Data Scientist (Fraud & Ops Analytics)
IDFC FIRST Bank · Mumbai
- Experience5–9 yrs
- SalaryNot disclosed
- Work modeonsite
- Levelsenior
- Posted2 Sept 2026
About IDFC FIRST Bank
IDFC FIRST Bank is hiring in Mumbai in financial services. This role looks for around 5+ years of experience.
Skills
- machine learning
- statistical techniques
- econometric techniques
- Python
- SQL
- Pandas
- NumPy
- scikit-learn
- TensorFlow
- PyTorch
- regression
- classification
- anomaly detection
- evaluation metrics
- data strategy
- model training pipelines
- machine learning systems
- machine learning pipelines
- fraud identification
- unbalanced datasets
The role
A data scientist at a banking and fintech company develops fraud detection models using machine learning, statistical modeling, and anomaly detection. This person builds Python and SQL analytics pipelines for risk mitigation and operational strategy.
Full job description
The position is in the Fraud and Operational Analytics Team. This team is mainly responsible for creating machine learning/AI solutions for effective fraud prevention and driving operational scalability to improve customer experience, reduce operational cost, risk mitigation, etc. The role will focus on building cutting-edge ML solutions.
Responsibilities:
Analyse large amounts of data to derive business insights and create innovative solutions.

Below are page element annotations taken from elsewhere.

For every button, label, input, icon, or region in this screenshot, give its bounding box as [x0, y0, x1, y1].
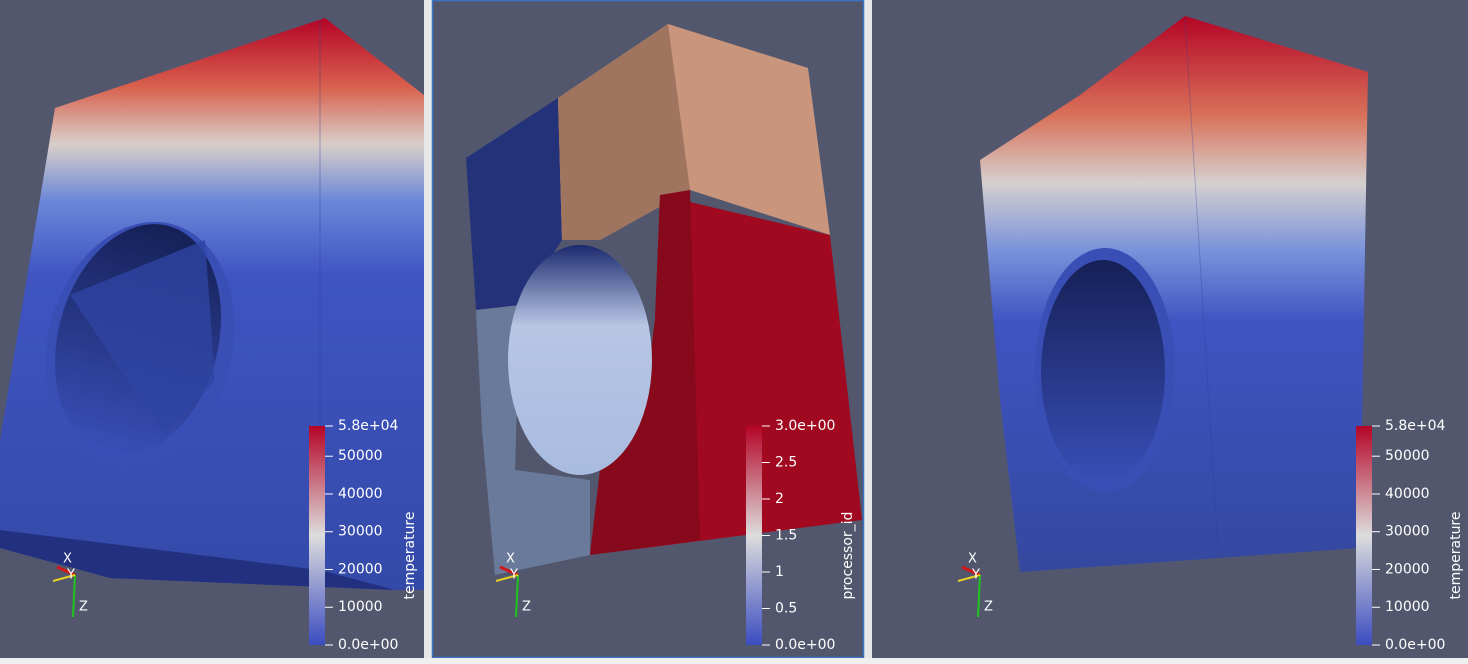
colorbar: [309, 426, 325, 645]
mesh-view-2: [466, 24, 862, 575]
colorbar: [1356, 426, 1372, 645]
mesh-view-3: [980, 16, 1368, 572]
colorbar-tick-label: 1: [775, 564, 784, 580]
axis-y-label: Y: [971, 568, 980, 583]
colorbar-tick-label: 5.8e+04: [338, 418, 399, 434]
axis-z-label: Z: [79, 600, 88, 615]
axis-x: [56, 565, 76, 577]
colorbar-tick-label: 20000: [1385, 561, 1430, 577]
colorbar-tick-label: 20000: [338, 561, 383, 577]
colorbar-tick-label: 10000: [338, 599, 383, 615]
axis-z: [977, 574, 981, 618]
colorbar-tick-label: 2: [775, 491, 784, 507]
colorbar-tick-label: 40000: [338, 486, 383, 502]
axis-y-label: Y: [66, 568, 75, 583]
colorbar-tick-label: 0.0e+00: [775, 637, 835, 653]
colorbar-tick-label: 50000: [1385, 448, 1430, 464]
axis-y-label: Y: [509, 568, 518, 583]
axis-x-label: X: [63, 552, 72, 567]
axis-z-label: Z: [984, 600, 993, 615]
colorbar-tick-label: 0.0e+00: [1385, 637, 1445, 653]
axis-z-label: Z: [522, 600, 531, 615]
colorbar-title: temperature: [402, 512, 418, 600]
axis-x-label: X: [968, 552, 977, 567]
axis-y: [957, 574, 981, 582]
colorbar-tick-label: 50000: [338, 448, 383, 464]
colorbar-tick-label: 0.0e+00: [338, 637, 398, 653]
status-strip: [0, 658, 1468, 664]
axis-x: [499, 565, 519, 577]
axis-y: [495, 574, 519, 582]
colorbar-tick-label: 0.5: [775, 601, 797, 617]
colorbar: [746, 426, 762, 645]
axis-x-label: X: [506, 552, 515, 567]
colorbar-tick-label: 2.5: [775, 455, 797, 471]
colorbar-tick-label: 30000: [338, 524, 383, 540]
colorbar-tick-label: 5.8e+04: [1385, 418, 1446, 434]
axis-z: [515, 574, 519, 618]
colorbar-title: processor_id: [840, 512, 856, 600]
colorbar-tick-label: 1.5: [775, 528, 797, 544]
colorbar-tick-label: 30000: [1385, 524, 1430, 540]
colorbar-tick-label: 40000: [1385, 486, 1430, 502]
colorbar-tick-label: 3.0e+00: [775, 418, 835, 434]
axis-z: [72, 574, 76, 618]
axis-x: [961, 565, 981, 577]
colorbar-title: temperature: [1448, 512, 1464, 600]
axis-y: [52, 574, 76, 582]
active-view-border: [431, 0, 865, 659]
colorbar-tick-label: 10000: [1385, 599, 1430, 615]
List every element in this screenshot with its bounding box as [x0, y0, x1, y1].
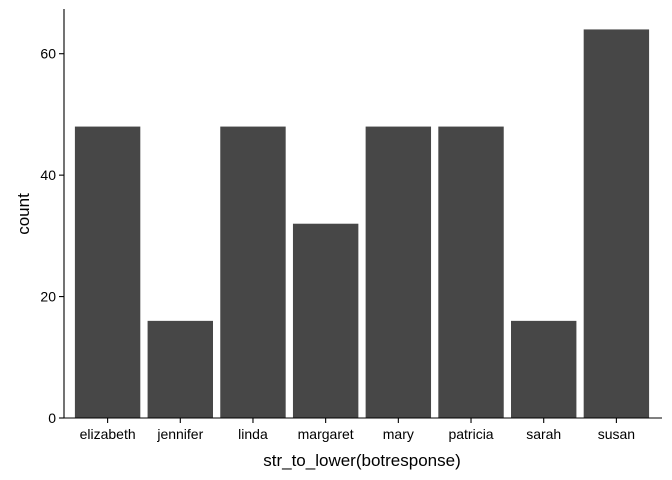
y-tick-label: 40: [40, 167, 56, 183]
x-ticks: elizabeth jennifer linda margaret mary patric…: [80, 418, 635, 442]
bar-susan: [583, 29, 650, 419]
y-tick-label: 0: [48, 410, 56, 426]
x-tick-label-jennifer: jennifer: [156, 426, 203, 442]
bar-jennifer: [147, 320, 213, 418]
x-tick-label-sarah: sarah: [526, 426, 561, 442]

Understanding business nuances and associated fraud patterns.
Develop advanced ML models for fraud identification.
Innovate with a focus on better and newer approaches.
Explore alternate data sources that can add value on top of traditional data sources.
The role requires exhibiting a high level of expertise in data strategy and model training pipelines.
She/He will drive insights in generating data-driven, actionable strategies.
Supporting the business and risk teams with bespoke and strategic analysis.
Requirements:
Proficiency and experience in econometric, statistical, and machine learning techniques.
Proficiency in Python, SQL, Pandas, Numpy, Sklearn, Tensorflow/PyTorch, etc.
Strong understanding of statistical concepts and modelling techniques for regression, classification, and anomaly detection.
Good understanding of evaluation metrics.
Logical thought process and ability to scope out an open-ended problem into a data-driven solution.
MBA, Master of Economics, and Master of Statistics from top-tier colleges.
3-4 years of experience in the fintech and banking domains.
Worked on anomaly detection and unbalanced datasets previously.
Good understanding of machine learning systems and machine learning pipelines.